Addressing the challenges
Evaluating the quality of synthetic medical data is vital. The main focus should be put on three key aspects: fidelity, diversity, and generalization. Fidelity examines the resemblance between synthetic and RWD, assessing whether they can be distinguished and if population inferences can be made. Diversity explores how well the synthetic data covers the entire real-world population. Generalization relates to privacy, determining if the synthetic data samples are replicas of RWD.
Privacy protection is crucial, and various metrics can be employed to assess the privacy risk of synthetic datasets. To strike a balance between privacy and transparency, decisions must be made on what aspects of the generation process to share publicly, as releasing fully trained models may increase privacy risks. One of the proposed alternatives is federated learning, which allows synthetic data creation from multiple sites while keeping sensitive RWD local. Differential privacy is another approach providing a predictable degree of privacy protection, but its implementation can be challenging, and its utility reduction may vary.
Avoiding bias magnification from RWD is another big concern.

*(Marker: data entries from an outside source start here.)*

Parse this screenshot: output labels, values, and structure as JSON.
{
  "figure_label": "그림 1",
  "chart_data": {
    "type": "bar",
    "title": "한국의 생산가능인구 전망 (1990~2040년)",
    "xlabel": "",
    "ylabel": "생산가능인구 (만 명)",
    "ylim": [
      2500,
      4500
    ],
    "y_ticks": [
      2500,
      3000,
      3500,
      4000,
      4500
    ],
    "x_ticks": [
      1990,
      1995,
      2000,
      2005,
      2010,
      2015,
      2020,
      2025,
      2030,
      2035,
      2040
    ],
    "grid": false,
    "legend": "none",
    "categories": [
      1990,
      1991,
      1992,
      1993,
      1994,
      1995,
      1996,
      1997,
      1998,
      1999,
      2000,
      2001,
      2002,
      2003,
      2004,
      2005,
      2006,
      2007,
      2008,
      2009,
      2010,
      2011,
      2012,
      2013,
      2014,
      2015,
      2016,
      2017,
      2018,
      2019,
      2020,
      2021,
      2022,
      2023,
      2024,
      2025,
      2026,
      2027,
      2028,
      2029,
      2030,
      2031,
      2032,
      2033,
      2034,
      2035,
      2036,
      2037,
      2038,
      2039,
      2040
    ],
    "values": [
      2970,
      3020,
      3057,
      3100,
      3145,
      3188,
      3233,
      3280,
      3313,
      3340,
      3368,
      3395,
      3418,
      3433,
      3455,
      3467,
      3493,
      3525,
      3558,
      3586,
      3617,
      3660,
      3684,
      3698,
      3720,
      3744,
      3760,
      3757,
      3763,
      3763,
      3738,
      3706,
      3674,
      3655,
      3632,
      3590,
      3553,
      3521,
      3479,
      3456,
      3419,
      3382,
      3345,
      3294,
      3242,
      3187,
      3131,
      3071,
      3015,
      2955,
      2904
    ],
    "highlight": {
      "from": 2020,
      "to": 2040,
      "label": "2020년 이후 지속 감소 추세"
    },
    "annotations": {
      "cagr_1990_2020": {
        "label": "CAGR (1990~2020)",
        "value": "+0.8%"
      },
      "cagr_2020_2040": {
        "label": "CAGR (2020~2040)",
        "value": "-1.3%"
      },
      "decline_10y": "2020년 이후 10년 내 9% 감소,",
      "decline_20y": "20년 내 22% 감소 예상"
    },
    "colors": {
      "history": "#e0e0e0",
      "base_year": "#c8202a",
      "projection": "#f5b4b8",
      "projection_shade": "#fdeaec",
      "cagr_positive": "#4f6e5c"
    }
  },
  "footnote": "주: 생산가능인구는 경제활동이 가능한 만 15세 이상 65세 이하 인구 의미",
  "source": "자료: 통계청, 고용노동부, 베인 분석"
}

Synthetic data may inherit biases from the underlying real-world dataset, potentially amplifying them. Evaluating bias and fairness in the dataset before release is essential, ensuring that underrepresented groups are not ignored, and correlations are not mistaken for causation.
Balancing these aspects is crucial in creating high-quality and privacy-protected synthetic data, ensuring its potential is harnessed responsibly in healthcare.
The Promise of Synthetic Data in Healthcare
While the use of synthetic data has yet to be adopted broadly in healthcare and clinical research, its successful implementation in other industries, such as the finance sector, indicates its potential. The quick uptake in finance can be attributed to the less severe implications of errors, whereas healthcare requires a more cautious approach due to the possible impact on patient health. Nevertheless, as technological progress addresses these challenges, the future is rich with opportunities. Synthetic data can revolutionize healthcare research, strengthen privacy measures, enhance model training, and pave the way for many more advancements.